U.S. crude inventories likely fell by 1.85 million barrels last week, according to analysts surveyed by Bloomberg News before an Energy Department report due today at 10:30 a.m. in Washington. Iran, holder of the world’s second-largest crude reserves, detained about 1,000 people after the biggest anti- government demonstrations in six months.

“Stocks are showing the market is getting towards a more balanced situation, though it will take time,” said Alexandra Kogelnig, a consultant with JBC Energy GmbH in Vienna. “Tensions in Iran are always a factor even if there is nothing immediately happening, as if something major happens it will affect exports.”

Crude oil for February delivery was at $78.73 a barrel, 14 cents lower in electronic trading on the New York Mercantile Exchange, as of 12:57 p.m. London time. It earlier rose as much as 32 cents, or 0.4 percent, to $79.19 a barrel. Futures are set for a 77 percent gain this year, the biggest since 1999. Prices have tripled in the past decade.

Iran yesterday accused Western countries of inciting clashes on Dec. 27 between opposition supporters and security forces in the capital Tehran and other cities, which killed at least eight people, according to state media reports.

“After strong gains over the past year, there’s a propensity to lock in profits and reposition for 2010,” said Mark Pervan, a senior commodity strategist at ANZ Banking Group Ltd. in Melbourne. “Now, I think you’re going to see sideways movement.”

Dollar Gains

A stronger dollar is limiting gains in oil prices by reducing the appeal of commodities as an investment. The dollar may rise against the euro for a third day before a report economists said will show U.S. manufacturing expanded in December for a fifth month, adding to signs the economy is gaining momentum. The dollar traded for $1.4341 against the euro at 9:38 a.m. London time.

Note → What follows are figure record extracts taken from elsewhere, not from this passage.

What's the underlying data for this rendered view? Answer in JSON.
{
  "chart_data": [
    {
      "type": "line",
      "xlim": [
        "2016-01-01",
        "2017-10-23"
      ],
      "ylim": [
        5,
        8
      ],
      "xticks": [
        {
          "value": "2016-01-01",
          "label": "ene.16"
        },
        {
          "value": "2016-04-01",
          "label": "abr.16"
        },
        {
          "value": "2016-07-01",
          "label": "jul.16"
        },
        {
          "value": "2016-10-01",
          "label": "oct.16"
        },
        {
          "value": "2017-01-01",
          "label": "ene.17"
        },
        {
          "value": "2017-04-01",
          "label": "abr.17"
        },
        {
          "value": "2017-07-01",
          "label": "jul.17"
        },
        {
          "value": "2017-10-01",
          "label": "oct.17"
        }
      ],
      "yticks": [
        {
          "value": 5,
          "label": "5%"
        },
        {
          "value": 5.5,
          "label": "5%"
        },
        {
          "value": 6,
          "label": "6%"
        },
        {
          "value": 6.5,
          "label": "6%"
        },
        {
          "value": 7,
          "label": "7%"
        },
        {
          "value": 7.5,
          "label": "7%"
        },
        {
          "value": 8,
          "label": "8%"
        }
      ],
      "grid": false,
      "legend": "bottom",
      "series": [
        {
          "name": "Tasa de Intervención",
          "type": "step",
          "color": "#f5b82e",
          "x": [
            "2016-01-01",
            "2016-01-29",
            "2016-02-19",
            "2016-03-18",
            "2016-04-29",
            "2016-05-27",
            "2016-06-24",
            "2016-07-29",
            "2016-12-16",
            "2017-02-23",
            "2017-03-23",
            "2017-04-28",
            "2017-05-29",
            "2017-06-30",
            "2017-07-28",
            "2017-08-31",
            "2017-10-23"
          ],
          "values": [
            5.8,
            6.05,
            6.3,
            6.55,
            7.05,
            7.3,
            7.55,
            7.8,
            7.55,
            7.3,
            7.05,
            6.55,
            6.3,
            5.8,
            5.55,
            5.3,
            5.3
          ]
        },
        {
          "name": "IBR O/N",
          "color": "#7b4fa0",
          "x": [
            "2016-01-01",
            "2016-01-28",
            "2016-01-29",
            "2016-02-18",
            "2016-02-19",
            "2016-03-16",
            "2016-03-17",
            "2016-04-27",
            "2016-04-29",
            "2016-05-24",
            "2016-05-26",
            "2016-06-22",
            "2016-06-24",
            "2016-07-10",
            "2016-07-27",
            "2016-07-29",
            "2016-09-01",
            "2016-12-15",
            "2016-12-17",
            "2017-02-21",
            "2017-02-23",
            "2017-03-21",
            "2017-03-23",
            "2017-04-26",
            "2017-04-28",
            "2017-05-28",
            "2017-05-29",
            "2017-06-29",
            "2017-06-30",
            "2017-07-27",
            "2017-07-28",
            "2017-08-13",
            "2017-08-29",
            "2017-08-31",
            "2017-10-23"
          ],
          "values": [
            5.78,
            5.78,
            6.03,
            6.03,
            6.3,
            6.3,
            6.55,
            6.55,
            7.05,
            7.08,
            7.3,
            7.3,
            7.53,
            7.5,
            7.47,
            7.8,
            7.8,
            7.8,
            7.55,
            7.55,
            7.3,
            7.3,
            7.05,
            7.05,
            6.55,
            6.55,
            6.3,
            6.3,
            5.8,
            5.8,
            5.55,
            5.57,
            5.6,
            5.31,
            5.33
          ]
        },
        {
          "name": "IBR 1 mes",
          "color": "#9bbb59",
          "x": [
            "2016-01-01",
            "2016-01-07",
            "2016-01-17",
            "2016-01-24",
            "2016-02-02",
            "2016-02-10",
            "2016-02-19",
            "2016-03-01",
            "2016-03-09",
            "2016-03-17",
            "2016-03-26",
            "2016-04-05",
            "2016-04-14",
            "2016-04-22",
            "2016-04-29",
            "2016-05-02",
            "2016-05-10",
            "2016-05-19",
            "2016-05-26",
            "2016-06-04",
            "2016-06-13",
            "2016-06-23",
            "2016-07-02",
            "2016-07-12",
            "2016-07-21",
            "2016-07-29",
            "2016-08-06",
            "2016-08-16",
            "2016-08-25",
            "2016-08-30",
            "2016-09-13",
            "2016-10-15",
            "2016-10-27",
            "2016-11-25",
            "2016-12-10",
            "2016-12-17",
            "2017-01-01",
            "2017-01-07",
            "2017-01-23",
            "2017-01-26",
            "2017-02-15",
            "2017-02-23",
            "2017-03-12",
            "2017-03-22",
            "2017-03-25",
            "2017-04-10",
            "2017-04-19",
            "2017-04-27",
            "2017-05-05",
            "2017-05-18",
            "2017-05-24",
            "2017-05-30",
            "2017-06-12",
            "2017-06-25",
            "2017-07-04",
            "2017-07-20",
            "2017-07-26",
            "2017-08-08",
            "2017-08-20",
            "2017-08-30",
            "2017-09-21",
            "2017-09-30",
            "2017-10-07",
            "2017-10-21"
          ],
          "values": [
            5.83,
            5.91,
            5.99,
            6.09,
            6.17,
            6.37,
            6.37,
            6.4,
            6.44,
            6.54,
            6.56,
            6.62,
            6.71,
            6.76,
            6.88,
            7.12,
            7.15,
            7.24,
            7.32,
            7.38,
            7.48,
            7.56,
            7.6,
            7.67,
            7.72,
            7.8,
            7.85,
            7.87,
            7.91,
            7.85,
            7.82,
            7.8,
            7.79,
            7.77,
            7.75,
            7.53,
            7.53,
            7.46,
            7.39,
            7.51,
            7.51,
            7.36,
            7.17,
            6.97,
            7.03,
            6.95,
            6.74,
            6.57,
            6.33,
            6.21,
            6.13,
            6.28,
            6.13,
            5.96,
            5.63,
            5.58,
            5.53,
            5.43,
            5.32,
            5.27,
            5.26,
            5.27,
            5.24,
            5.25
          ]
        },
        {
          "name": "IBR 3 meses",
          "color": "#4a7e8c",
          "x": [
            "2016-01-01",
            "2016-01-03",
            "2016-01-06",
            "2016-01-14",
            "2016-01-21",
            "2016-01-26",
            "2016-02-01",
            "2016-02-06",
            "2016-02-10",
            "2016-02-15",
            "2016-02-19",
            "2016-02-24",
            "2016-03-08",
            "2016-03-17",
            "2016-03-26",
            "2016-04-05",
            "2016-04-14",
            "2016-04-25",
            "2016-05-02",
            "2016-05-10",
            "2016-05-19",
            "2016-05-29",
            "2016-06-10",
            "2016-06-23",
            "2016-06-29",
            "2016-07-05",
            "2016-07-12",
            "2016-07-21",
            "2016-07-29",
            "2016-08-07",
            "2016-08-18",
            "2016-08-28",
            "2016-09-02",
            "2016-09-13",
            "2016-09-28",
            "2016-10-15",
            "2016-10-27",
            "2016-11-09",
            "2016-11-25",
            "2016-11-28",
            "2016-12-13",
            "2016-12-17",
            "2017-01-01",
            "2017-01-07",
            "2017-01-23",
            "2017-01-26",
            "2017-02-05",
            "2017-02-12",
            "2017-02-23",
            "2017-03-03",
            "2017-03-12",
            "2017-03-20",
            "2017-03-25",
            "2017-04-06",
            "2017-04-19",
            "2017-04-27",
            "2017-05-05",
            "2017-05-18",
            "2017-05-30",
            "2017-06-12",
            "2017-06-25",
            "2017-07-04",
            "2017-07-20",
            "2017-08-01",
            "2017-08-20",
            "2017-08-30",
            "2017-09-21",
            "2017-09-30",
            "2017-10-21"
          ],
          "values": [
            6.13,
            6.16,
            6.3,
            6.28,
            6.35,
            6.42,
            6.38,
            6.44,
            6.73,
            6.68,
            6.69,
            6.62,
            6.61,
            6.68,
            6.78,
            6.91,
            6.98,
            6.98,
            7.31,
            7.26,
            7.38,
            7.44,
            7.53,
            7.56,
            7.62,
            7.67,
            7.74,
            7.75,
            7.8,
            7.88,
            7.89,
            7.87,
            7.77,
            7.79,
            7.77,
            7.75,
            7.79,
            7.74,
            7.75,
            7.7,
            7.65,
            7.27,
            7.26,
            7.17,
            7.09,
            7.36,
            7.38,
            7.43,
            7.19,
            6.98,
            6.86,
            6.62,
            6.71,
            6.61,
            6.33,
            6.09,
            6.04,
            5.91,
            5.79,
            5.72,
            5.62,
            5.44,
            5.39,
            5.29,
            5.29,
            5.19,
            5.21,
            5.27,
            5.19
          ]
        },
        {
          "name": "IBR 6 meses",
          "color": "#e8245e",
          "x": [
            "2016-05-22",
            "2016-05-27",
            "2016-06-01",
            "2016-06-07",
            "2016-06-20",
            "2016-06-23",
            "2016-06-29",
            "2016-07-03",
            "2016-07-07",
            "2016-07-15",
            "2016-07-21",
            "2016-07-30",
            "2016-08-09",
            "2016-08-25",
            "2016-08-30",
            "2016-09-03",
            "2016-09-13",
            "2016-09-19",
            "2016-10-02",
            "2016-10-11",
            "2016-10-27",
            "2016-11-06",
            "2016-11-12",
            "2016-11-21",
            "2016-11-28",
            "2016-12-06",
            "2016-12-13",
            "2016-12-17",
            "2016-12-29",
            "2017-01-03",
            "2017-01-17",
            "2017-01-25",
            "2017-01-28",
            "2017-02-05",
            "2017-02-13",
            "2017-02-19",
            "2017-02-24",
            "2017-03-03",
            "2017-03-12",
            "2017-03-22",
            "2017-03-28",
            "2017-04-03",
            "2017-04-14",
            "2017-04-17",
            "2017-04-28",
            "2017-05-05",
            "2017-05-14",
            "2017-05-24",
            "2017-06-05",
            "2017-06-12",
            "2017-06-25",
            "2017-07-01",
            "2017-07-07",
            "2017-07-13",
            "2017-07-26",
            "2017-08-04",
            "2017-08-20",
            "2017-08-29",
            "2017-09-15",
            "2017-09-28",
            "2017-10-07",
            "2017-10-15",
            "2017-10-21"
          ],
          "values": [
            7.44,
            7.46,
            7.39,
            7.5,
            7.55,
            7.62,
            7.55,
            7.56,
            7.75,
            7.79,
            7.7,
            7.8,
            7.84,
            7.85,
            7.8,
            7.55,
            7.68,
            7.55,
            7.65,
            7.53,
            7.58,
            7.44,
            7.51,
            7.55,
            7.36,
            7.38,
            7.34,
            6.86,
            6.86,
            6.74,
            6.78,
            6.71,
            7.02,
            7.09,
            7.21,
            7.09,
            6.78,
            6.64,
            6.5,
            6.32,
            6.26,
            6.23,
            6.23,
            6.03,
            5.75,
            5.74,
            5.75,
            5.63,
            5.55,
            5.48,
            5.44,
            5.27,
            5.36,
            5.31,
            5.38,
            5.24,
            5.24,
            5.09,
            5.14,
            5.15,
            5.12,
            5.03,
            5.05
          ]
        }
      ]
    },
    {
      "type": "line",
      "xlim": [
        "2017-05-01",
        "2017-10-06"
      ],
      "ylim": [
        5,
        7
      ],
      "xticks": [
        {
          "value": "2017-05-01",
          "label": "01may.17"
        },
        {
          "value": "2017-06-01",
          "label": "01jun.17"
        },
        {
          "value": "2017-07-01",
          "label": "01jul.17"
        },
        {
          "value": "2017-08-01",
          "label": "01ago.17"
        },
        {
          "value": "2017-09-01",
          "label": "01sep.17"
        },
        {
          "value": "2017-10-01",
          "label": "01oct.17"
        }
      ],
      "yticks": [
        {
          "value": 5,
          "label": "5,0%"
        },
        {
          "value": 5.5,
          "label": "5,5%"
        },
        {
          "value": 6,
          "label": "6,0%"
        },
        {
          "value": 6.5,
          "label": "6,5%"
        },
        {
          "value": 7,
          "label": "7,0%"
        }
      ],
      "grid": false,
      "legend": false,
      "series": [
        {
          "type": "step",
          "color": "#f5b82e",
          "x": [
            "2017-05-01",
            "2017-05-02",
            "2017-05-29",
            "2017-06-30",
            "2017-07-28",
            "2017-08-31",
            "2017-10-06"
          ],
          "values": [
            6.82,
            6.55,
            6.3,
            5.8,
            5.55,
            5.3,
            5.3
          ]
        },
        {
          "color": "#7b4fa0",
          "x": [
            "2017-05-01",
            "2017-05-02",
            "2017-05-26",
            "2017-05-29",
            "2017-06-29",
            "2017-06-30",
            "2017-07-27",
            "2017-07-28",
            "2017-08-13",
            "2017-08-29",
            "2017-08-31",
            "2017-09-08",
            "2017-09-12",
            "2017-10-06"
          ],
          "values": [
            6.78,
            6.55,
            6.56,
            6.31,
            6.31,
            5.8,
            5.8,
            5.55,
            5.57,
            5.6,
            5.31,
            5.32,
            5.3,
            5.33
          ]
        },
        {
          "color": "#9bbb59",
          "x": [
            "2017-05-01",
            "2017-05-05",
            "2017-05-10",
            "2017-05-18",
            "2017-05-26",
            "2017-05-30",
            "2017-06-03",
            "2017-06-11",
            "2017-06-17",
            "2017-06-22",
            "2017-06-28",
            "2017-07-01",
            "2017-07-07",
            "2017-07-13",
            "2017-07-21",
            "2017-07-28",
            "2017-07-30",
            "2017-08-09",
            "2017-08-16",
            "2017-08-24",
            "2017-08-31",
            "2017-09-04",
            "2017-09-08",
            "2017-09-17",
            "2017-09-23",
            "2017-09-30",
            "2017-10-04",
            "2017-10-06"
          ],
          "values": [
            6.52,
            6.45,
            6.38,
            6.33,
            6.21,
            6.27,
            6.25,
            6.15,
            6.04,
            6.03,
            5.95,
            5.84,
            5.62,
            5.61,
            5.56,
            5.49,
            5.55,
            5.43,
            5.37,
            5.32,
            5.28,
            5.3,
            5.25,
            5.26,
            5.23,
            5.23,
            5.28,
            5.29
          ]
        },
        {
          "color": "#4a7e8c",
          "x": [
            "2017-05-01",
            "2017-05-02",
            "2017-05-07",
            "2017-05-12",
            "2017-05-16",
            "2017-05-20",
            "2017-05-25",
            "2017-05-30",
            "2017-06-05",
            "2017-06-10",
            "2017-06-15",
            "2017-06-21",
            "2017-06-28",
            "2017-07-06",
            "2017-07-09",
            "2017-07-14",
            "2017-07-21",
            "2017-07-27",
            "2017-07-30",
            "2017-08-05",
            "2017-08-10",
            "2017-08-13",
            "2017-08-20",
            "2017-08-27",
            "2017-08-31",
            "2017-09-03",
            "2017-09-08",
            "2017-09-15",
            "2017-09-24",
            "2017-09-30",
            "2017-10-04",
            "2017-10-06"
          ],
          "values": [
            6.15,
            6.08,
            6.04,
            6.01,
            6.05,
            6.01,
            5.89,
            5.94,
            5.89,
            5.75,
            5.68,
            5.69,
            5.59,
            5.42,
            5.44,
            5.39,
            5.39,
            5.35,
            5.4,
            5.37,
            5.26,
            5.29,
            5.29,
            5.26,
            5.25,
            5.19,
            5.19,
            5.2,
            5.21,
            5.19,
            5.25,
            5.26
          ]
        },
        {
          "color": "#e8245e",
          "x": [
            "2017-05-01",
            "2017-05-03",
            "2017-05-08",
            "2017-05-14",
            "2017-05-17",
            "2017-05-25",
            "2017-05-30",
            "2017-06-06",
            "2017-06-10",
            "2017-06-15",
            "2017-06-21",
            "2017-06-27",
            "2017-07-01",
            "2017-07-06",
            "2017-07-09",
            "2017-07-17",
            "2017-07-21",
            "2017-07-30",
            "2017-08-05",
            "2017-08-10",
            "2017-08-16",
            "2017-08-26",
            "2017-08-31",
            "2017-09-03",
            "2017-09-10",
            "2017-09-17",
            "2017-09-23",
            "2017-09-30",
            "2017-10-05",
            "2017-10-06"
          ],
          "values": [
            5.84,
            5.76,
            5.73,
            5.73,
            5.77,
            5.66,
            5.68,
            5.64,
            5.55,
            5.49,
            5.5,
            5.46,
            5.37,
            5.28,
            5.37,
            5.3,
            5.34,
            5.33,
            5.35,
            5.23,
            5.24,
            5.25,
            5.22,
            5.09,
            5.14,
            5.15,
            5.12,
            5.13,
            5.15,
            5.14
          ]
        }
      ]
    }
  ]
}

A “major Arctic wave” heading for the U.S. will likely cause millions of households to boost heating fuel use this winter, according to State College, Pennsylvania-based AccuWeather.com.

Consumer Confidence

U.S. inventories of crude oil probably declined from 327.5 million the prior week, according to the Bloomberg survey of 14 analysts before the Energy Department’s report. Gasoline supplies are forecast to climb by 1 million barrels, and distillates, a category that includes heating oil and diesel, to fall by 2.23 million.

The American Petroleum Institute said yesterday inventories of crude oil rose 1.73 million barrels last week to 330.5 million. Refinery utilization rates fell to 78.2 percent in the week ended Dec. 25 from 78.4 percent a week earlier, according to the industry-funded API.

“It seems the demand outlook is the very big swing variable in the oil market at the moment,” said Ben Westmore, a minerals and energy economist at National Australia Bank, in a Bloomberg Television interview. “If you couple that with the fact that you have a large supply overhang, it’s difficult to see the oil price moving higher in a trend sense.”

Brent crude for February settlement rose for a sixth day, advancing as much as 56 cents, or 0.7 percent, to $78.20 a barrel on London’s ICE Futures Europe exchange.